‘Should you move her?’

‘Doc says we don’t have a choice. There’s a baby on the way.’

A baby.

Amy replaced the receiver and stood stunned. This was a nursing home! They didn’t have the staff to deliver babies. They didn’t have the skills or the facilities or…

She was wasting time. Get a grip, she told herself. An unconscious patient with a baby on the way was arriving any minute. What would she need?

She’d need staff. Skilled staff. And in Iluka… What was the chance of finding anyone? There were two other trained nurses in town but she knew Mary was out at her mother’s and she didn’t have the phone on, and Sue-Ellen had been on duty all night. She’d only just be asleep.

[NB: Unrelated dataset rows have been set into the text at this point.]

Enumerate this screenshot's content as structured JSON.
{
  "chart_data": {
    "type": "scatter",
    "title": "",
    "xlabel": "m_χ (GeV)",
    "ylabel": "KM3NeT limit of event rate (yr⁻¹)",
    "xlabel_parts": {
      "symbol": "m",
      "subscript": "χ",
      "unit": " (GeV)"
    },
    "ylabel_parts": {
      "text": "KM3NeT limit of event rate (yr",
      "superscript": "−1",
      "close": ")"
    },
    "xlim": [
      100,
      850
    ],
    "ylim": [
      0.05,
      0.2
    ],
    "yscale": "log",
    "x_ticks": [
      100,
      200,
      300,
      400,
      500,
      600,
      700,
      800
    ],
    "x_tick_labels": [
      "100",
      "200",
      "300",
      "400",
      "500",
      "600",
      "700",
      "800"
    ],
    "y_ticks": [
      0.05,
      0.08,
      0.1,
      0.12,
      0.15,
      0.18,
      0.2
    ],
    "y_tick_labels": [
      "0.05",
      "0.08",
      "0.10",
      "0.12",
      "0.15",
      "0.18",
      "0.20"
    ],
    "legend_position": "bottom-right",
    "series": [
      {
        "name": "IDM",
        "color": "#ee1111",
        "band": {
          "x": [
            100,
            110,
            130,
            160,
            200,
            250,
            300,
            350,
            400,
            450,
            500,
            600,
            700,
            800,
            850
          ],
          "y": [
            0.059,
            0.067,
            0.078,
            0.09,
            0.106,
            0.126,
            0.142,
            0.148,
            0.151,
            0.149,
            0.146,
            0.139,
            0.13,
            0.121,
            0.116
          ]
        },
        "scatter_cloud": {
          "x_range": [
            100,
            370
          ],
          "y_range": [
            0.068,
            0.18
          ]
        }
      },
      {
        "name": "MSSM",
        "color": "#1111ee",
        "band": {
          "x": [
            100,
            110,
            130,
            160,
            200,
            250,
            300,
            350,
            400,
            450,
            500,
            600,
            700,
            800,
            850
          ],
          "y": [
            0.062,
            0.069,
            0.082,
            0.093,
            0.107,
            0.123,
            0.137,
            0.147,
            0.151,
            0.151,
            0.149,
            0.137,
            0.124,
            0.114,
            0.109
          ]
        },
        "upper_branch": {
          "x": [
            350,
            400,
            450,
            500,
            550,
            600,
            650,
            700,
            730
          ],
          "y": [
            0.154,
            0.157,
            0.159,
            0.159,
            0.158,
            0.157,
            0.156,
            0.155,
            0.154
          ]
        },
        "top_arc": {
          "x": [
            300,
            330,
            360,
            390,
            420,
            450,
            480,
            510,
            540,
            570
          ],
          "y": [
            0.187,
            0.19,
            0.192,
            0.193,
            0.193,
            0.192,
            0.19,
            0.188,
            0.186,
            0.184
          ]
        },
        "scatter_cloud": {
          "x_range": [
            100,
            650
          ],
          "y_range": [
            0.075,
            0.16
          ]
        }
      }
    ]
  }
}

She took three deep breaths, forcing herself to think as she walked back out to the sitting room.

Thinking, thinking, thinking.

The vast sitting room was built to look out to sea. Mid-morning, with no one able to go outside, it held almost all the home’s inhabitants. And they were all looking at her. They’d heard Kitty say the call was urgent and in Iluka urgent meant excitement.

Excitement was something that was sadly lacking in this town. These old people didn’t play carpet bowls from choice.

Hmm. As Amy looked at them, her idea solidified. This was the only plan possible.

‘I think,’ she said slowly, the solution to this mess turning over and over in her mind, ‘that I need to interrupt your carpet bowls. I think I need all hands on deck. Now.’


Fifteen minutes later, when the police van turned into the nursing home entrance, they were ready.

Jeff had his hand on his horn. Any of the home’s inhabitants who hadn’t known this was an emergency would know it now, but they were already well aware of it. They were waiting, so when the back of the van was flung wide, Joss was met by something that approached the reception he might have met at the emergency ward of the hospital he worked in.